I’ve read The Five Love Languages by Gary Chapman enough times that I pretty have the entire book memorized. For a time, this book seemed like the savior for my relationship with my wife. The idea behind it so simple:
- I want a better marriage. a.k.a. I want my wife to do specific things for me (which Chapman would call “speak my love language”) –a raw and brutally honest way of saying this would be to call it selfishness. Or at the very least, self-seeking.
- If I can get my wife to do what I want, our marriage will certainly be better. This book is going to tell me how to solve the riddle of getting my wife to do what I want. I want to read this book!!!
- The riddle’s answer presented by The Five Love Languages is that I first figure out what she wants me to do (self-seeking on her part now), then when I do this for her, she will feel loved by me and will then reciprocate “love” back to me by doing what I want. Smiles all around.
- Jen and I read the book together, take the individual tests included, and now know each other’s love language. I know what Jen wants me to do for her and she knows what I want her to do for me.
Do you see anything wrong with this picture?
You might think I’m being intentionally cynical here; I promise you I’m not. I know when Chapman sat down to write The Five Love Languages, his intention wasn’t to train someone how to be effectively selfish. I know his motive was to help someone who really loves their spouse and just wants to know how to most effectively show their spouse that love. To answer the question of how can a person most effectively serve their spouse? And I think his intent is better applied by readers in his parallel Love Language books on children, teens, the workplace, etc. because the selfish motives of kickback love aren’t as close to our insecurities and our flesh in those relationships as they are in romantic relationships.
What drives most people to pick up the original The Five Love Languages book for the first time? Or when a marriage counselor has them fill out the inventory?
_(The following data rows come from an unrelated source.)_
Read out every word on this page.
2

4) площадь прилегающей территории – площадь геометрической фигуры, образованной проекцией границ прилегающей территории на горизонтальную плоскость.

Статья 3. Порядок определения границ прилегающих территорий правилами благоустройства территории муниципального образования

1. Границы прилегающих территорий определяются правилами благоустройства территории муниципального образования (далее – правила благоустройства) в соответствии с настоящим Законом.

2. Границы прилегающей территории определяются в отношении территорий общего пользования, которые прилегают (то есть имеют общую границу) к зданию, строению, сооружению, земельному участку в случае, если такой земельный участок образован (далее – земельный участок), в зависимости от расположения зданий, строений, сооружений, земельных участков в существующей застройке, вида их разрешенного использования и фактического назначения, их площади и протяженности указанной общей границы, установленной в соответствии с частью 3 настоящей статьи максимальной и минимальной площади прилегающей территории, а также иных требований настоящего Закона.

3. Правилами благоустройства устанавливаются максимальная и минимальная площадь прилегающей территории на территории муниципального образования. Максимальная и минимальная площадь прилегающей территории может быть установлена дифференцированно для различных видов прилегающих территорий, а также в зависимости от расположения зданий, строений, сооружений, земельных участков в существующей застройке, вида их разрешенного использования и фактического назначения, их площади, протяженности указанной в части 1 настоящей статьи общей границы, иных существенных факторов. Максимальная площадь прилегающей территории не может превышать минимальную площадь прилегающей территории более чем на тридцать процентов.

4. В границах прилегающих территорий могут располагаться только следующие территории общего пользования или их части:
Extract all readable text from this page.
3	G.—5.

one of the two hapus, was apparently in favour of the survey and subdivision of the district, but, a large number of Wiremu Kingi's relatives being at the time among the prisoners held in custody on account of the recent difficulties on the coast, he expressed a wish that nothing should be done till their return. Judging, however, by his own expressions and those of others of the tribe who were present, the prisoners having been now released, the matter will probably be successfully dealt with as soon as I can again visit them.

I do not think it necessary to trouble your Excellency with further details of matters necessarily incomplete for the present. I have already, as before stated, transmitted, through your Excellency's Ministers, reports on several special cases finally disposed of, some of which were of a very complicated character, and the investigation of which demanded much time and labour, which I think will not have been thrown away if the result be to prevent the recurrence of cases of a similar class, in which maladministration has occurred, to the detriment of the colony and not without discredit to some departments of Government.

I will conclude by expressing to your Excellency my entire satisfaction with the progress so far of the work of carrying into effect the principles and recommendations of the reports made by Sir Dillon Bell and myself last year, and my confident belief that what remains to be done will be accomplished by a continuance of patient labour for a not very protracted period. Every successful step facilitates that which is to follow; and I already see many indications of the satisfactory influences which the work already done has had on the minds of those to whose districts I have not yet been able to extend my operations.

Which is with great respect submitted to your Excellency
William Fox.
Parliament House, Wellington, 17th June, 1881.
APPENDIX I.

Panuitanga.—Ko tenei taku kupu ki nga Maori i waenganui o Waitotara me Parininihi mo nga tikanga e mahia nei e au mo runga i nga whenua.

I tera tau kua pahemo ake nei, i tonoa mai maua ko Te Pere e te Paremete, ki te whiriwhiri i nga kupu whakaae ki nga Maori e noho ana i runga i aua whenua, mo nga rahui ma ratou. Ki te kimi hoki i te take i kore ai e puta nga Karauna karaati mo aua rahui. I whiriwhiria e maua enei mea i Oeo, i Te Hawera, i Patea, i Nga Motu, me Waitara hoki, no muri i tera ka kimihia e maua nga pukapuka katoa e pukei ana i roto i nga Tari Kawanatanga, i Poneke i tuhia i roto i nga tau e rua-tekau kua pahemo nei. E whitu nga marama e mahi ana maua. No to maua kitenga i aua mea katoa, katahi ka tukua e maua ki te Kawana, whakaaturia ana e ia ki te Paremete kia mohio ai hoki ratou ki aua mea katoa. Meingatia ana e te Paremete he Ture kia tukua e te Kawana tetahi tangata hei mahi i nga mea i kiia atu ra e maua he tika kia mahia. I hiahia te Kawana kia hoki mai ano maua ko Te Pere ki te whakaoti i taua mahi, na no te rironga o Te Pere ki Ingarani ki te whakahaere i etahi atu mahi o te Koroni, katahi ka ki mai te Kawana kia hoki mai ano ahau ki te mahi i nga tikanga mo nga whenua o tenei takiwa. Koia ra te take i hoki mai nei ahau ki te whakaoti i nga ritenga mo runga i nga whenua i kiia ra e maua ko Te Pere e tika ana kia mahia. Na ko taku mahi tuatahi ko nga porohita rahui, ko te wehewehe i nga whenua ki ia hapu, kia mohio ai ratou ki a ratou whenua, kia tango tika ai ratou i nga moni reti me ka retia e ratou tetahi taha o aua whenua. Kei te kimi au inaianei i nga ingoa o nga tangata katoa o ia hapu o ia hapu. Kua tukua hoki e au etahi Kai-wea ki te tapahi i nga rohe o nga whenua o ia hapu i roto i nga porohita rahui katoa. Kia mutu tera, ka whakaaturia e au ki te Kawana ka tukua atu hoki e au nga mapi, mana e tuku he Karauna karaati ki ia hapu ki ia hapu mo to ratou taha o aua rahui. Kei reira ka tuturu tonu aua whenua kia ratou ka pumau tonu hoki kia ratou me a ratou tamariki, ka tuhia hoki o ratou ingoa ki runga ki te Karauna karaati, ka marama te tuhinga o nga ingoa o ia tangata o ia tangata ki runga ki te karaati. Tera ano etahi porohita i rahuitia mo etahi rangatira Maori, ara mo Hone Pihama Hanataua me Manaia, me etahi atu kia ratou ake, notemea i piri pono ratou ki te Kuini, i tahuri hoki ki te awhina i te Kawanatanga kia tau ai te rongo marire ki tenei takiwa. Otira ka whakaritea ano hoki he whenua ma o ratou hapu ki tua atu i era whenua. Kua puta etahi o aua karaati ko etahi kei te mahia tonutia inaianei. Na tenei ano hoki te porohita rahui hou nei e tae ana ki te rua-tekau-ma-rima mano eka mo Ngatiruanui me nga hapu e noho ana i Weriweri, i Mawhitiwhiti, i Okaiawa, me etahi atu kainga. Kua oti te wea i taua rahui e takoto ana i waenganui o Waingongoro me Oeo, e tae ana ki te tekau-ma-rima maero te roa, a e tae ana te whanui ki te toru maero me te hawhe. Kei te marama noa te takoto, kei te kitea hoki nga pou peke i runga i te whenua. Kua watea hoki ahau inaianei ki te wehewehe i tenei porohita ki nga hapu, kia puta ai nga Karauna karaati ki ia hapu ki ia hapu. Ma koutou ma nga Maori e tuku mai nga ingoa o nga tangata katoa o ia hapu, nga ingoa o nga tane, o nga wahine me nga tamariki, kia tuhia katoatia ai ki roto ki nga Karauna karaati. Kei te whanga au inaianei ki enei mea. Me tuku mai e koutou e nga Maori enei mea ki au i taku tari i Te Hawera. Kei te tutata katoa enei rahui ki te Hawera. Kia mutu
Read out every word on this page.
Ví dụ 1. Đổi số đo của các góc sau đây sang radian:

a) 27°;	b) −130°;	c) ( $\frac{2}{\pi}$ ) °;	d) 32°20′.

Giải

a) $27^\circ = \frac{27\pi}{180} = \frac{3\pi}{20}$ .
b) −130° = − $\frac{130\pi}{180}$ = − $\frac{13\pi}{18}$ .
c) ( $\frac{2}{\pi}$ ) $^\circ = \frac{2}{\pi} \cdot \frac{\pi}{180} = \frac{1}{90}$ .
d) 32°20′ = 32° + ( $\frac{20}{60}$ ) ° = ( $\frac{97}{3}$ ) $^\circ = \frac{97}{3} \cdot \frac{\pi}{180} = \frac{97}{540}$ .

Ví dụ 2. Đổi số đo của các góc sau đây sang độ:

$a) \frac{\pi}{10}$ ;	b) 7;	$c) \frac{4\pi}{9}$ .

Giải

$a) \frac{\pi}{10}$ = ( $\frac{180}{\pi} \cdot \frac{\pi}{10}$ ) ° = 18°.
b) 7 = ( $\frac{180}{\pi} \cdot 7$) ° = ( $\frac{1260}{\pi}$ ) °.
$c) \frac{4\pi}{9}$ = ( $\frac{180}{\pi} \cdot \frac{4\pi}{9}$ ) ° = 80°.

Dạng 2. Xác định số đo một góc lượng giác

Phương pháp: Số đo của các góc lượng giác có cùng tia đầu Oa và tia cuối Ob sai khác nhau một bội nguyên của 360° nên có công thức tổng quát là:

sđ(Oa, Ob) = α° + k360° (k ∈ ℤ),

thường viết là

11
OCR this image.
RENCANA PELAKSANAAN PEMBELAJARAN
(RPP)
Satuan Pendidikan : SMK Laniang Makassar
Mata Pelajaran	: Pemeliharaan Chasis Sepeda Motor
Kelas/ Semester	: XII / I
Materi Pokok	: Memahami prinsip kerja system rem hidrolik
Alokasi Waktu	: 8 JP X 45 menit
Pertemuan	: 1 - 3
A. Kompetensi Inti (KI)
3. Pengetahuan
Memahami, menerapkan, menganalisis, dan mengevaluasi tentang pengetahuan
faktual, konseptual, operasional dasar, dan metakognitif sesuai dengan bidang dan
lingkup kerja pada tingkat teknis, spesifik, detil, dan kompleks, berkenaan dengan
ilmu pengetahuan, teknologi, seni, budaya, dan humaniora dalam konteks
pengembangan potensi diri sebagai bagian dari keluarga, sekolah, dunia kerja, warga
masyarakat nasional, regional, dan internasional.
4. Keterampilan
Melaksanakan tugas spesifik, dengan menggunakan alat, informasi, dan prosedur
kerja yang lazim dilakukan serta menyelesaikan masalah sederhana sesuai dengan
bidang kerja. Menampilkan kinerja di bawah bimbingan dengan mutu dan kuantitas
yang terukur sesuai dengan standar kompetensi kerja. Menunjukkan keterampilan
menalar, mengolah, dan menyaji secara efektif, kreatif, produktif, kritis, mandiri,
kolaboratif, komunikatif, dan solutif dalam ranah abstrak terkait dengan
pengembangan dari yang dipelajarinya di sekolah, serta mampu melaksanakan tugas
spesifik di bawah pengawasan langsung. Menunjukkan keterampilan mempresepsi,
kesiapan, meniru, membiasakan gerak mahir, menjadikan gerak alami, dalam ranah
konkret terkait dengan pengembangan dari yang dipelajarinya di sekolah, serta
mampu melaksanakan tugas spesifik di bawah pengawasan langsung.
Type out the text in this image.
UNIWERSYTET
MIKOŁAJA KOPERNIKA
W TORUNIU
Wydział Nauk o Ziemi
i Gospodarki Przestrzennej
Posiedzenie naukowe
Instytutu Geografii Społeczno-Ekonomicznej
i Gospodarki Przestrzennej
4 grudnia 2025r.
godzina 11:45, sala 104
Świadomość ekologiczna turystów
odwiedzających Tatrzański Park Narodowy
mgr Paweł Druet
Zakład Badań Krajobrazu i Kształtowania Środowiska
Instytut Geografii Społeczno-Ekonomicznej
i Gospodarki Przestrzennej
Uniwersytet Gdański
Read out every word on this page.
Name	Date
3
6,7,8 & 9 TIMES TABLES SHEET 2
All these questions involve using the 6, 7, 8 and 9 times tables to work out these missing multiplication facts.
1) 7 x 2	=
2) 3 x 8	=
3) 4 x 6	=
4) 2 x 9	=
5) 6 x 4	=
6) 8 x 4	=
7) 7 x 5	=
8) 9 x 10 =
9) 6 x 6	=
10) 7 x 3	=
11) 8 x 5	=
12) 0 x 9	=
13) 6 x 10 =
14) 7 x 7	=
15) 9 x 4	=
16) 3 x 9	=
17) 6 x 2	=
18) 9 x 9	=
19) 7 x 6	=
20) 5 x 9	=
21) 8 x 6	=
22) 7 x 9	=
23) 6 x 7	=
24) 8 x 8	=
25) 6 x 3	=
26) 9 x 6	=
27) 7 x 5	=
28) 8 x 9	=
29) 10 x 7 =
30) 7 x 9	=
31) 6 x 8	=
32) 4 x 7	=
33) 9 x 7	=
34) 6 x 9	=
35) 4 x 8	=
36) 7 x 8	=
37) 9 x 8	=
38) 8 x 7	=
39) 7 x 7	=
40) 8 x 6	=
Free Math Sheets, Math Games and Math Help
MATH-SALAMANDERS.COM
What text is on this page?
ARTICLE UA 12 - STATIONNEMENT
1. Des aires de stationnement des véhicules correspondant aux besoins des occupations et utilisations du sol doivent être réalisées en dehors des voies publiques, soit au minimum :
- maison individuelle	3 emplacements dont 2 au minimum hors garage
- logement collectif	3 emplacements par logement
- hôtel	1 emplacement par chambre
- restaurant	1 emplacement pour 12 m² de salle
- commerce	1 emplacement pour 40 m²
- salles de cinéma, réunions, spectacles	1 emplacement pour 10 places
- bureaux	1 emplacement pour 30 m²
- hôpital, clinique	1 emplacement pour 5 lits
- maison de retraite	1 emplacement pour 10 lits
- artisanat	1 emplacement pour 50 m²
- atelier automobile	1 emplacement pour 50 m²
Most people’s drive at that point is that their marriage is messed up and they have that empty pit in their chest every day caused by a perceived lack of love and lack of affection and they are looking for anything that will remedy that.
Insert Chapman’s “love tank.”
The more I do what my wife wants (speak her love language), the greater her love tank quotient will go up. The greater her love tank quotient goes up, the more likely she is to give me kickback love. She will do what I want for me because I have been doing what she wants.
Does this sound biblical?
Does this sound like the definition of love?
What happens when I’m doing my part and I feel like my wife isn’t doing hers? I’m pouring into her love tank, we both read the same book, but she’s slacking.
Aren’t I entitled to my love language being spoken to me?
One certainly gets that impression.
As soon as we start talking love tanks, we start talking scoreboards. And it’s only a matter of time before I’m winning on the scoreboard and my spouse has a lot of catching up to do (and vice versa).
A kickback love strategy is all fine and dandy as long as both partners are doing their part. Which is why tools like The Five Love Languages get people so excited. Because they work.
For a season.
Do you ever wonder how full Jesus’ love tank was when he hung on the cross? Certainly his tank was full from the Father, but what about with his Bride? His Bride who strung up on the cross?
Bone dry.
Yet he hung.
What was it that held Jesus to the cross?
Nails?
Roman soldiers?
No. It was his love for you and I.
How does that work in a kickback, love language, love tank system?
It doesn’t.
Which is probably why the Bible describes love a bit differently than most of the most popular marriage counseling techniques: 1 Corinthians 13:5 Love is not self-seeking.
When we use self-seeking approaches to trying to make love work, it’s going to let us down every single time. If God’s love for us was self-seeking, he would have given up on us a long time ago.
Jesus doesn’t tell us to love in a way that’s convenient, or in a way where we get a kickback, he says love as I have loved you (John 13:34-35) and specifically to husbands love your wife as I have loved the Church and gave myself up for her (Ephesians 5:25).
The only way to do this is to realize we don’t actually deserve anything. We don’t deserve love in our language. We don’t deserve our spouse to do what we want. We deserve hell! Yet God has given us so much, including our spouse just as they are. What do we call that “so much”? We call it mercy. Our response to mercy is not entitlement, it is appreciation.
Kickback love feeds off of another human being. A human being that will always run out of power.
Jesus’ love feeds off the Father, the generator of all love (1 John 4:8)!
For love to work, our foundation must be in what God has done for us and who we are in Him. If the foundation of our love is in another person and who we are in them, just like with any other idol, this love will never fulfill its promises and will let us down every single time.
If you want your marriage to be better, love like Jesus.
Your spouse may not change…but you will.